Pennsylvania AG wrong about impact of "ghost gun" rules

(AP Photo/Jacqueline Larma)

We now have rules banning the sale of “ghost gun” kits. The rule doesn’t end unserialized firearms by any stretch, but it does stop companies from selling kits that will allow someone to complete a receiver in their own workshops.


Unsurprisingly, anti-gun voices are celebrating the rule going into effect.

One such voice is Pennsylvania Attorney General Josh Shapiro.

Pennsylvania Attorney General Josh Shapiro released a statement applauding the new federal gun regulations that have gone into effect this week.

“For years convicted felons, violent drug dealers, have all been able to buy these guns at gun shows without a background check,” Shapiro said. “With these new federal regulations taking effect today and being implemented in our Commonwealth, we are making it harder for gun kits to end up in the hands of criminals and easier for law enforcement to track crime guns in their investigations. All this helps make Pennsylvania communities safer.”

Except, it doesn’t.

First, so-called ghost guns aren’t nearly the problem they’ve been made out to be. As of a March report, only 325 unserialized firearms were used in homicides since 2016. Considering we had nearly 20,000 firearm-related homicides in 2020 alone, it doesn’t seem like the problem is “ghost guns.”

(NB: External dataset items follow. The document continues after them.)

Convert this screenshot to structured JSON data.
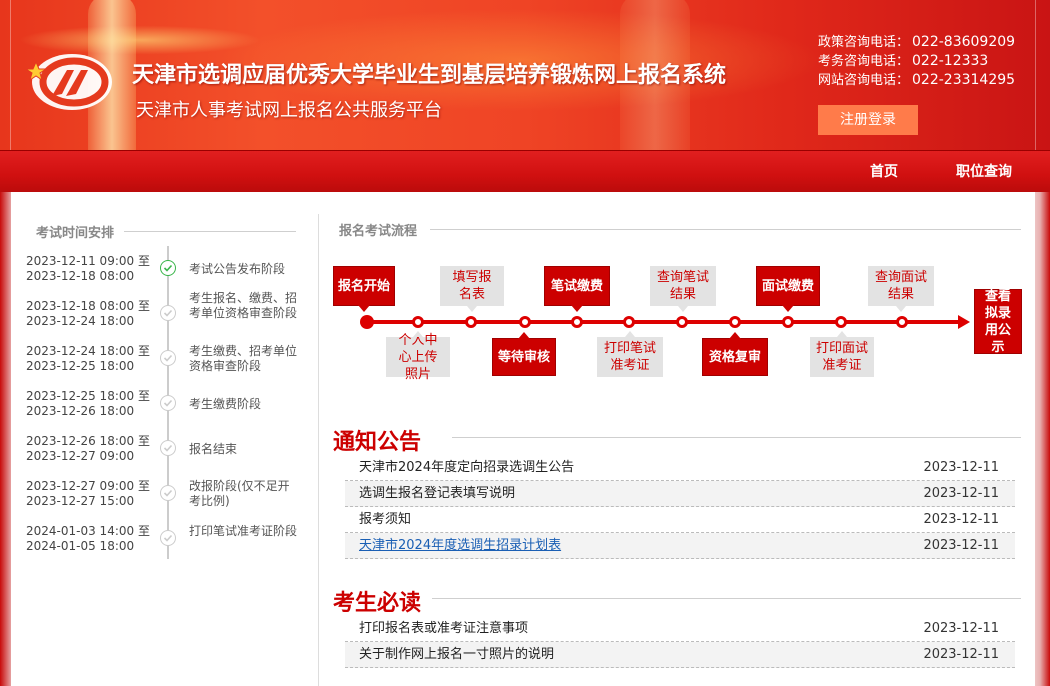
{
  "header": {
    "title": "天津市选调应届优秀大学毕业生到基层培养锻炼网上报名系统",
    "subtitle": "天津市人事考试网上报名公共服务平台",
    "phones": [
      {
        "label": "政策咨询电话：",
        "number": "022-83609209"
      },
      {
        "label": "考务咨询电话：",
        "number": "022-12333"
      },
      {
        "label": "网站咨询电话：",
        "number": "022-23314295"
      }
    ],
    "login_label": "注册登录"
  },
  "nav": {
    "home": "首页",
    "position_query": "职位查询"
  },
  "schedule": {
    "title": "考试时间安排",
    "items": [
      {
        "start": "2023-12-11 09:00 至",
        "end": "2023-12-18 08:00",
        "text": "考试公告发布阶段",
        "active": true
      },
      {
        "start": "2023-12-18 08:00 至",
        "end": "2023-12-24 18:00",
        "text": "考生报名、缴费、招考单位资格审查阶段",
        "active": false
      },
      {
        "start": "2023-12-24 18:00 至",
        "end": "2023-12-25 18:00",
        "text": "考生缴费、招考单位资格审查阶段",
        "active": false
      },
      {
        "start": "2023-12-25 18:00 至",
        "end": "2023-12-26 18:00",
        "text": "考生缴费阶段",
        "active": false
      },
      {
        "start": "2023-12-26 18:00 至",
        "end": "2023-12-27 09:00",
        "text": "报名结束",
        "active": false
      },
      {
        "start": "2023-12-27 09:00 至",
        "end": "2023-12-27 15:00",
        "text": "改报阶段(仅不足开考比例)",
        "active": false
      },
      {
        "start": "2024-01-03 14:00 至",
        "end": "2024-01-05 18:00",
        "text": "打印笔试准考证阶段",
        "active": false
      }
    ]
  },
  "flow": {
    "title": "报名考试流程",
    "steps": {
      "start": "报名开始",
      "fill_form": "填写报名表",
      "written_fee": "笔试缴费",
      "query_written": "查询笔试结果",
      "interview_fee": "面试缴费",
      "query_interview": "查询面试结果",
      "view_hire": "查看拟录用公示",
      "personal_photo": "个人中心上传照片",
      "wait_review": "等待审核",
      "print_written": "打印笔试准考证",
      "recheck": "资格复审",
      "print_interview": "打印面试准考证"
    }
  },
  "notices": {
    "title": "通知公告",
    "items": [
      {
        "title": "天津市2024年度定向招录选调生公告",
        "date": "2023-12-11",
        "link": false
      },
      {
        "title": "选调生报名登记表填写说明",
        "date": "2023-12-11",
        "link": false
      },
      {
        "title": "报考须知",
        "date": "2023-12-11",
        "link": false
      },
      {
        "title": "天津市2024年度选调生招录计划表",
        "date": "2023-12-11",
        "link": true
      }
    ]
  },
  "must_read": {
    "title": "考生必读",
    "items": [
      {
        "title": "打印报名表或准考证注意事项",
        "date": "2023-12-11"
      },
      {
        "title": "关于制作网上报名一寸照片的说明",
        "date": "2023-12-11"
      }
    ]
  }
}
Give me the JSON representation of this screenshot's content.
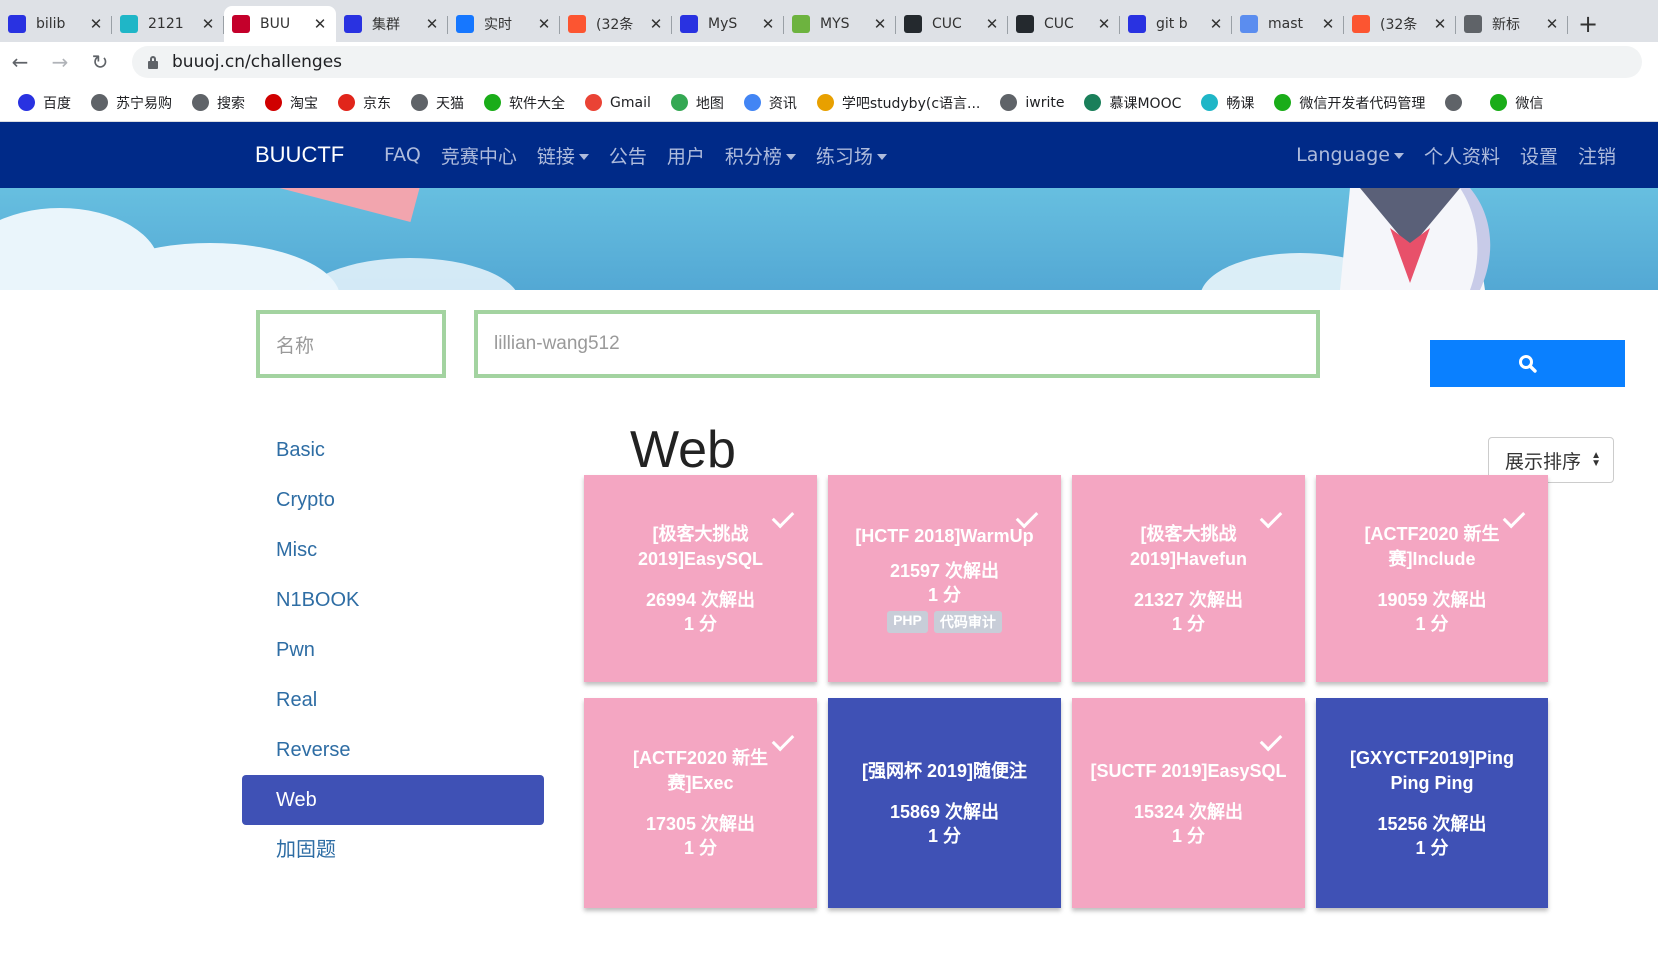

Further, convicted felons weren’t going to gun shows and buying these kits. Other parties were typically buying then and making the guns, then selling them to criminals. That’s not going to change, either, because while the rule restricted the kits, we live in the era of the 3D printer which can churn out the same kind of receiver while the maker sleeps.

So even if so-called ghost guns were as big of a problem as people like Shapiro claim, don’t expect there to be a huge reduction in them on our city streets.

But what if the law worked exactly as advertised and they were as big of an issue as he claims? Wouldn’t that, make Pennsylvania safer?

Don’t be absurd.

Look, violent crime has been around for ages. So-called “gun crime” has been as well. Bad guys got guns well before these kits were available, so even if they were a huge problem and such guns became impossible to get, the bad guys would simply obtain them through other avenues.

“But muh tracing!”

Tracing can only help so much. It’s useless with regard to stolen guns, which make up most firearms used in crime. Further, as noted, so-called ghost guns are only used in a minority of crimes as it is, yet has tracing really made our streets that much safer?


Not really.

So at every level, Shapiro is celebrating rules that won’t do a thing he’s claiming. Then again, to acknowledge that would require Shapiro to suggest that gun control simply doesn’t work. As a Democrat, that would likely end his political career.

Not that he would believe such a thing anyway. This is what we’re used to seeing from people like Shapiro, namely Democrats elected to statewide office because they appeal to urban, anti-gun voters.

Which is fine. They’re entitled to vote for who they want.

It’s just that whoever they want isn’t entitled to his own “facts.”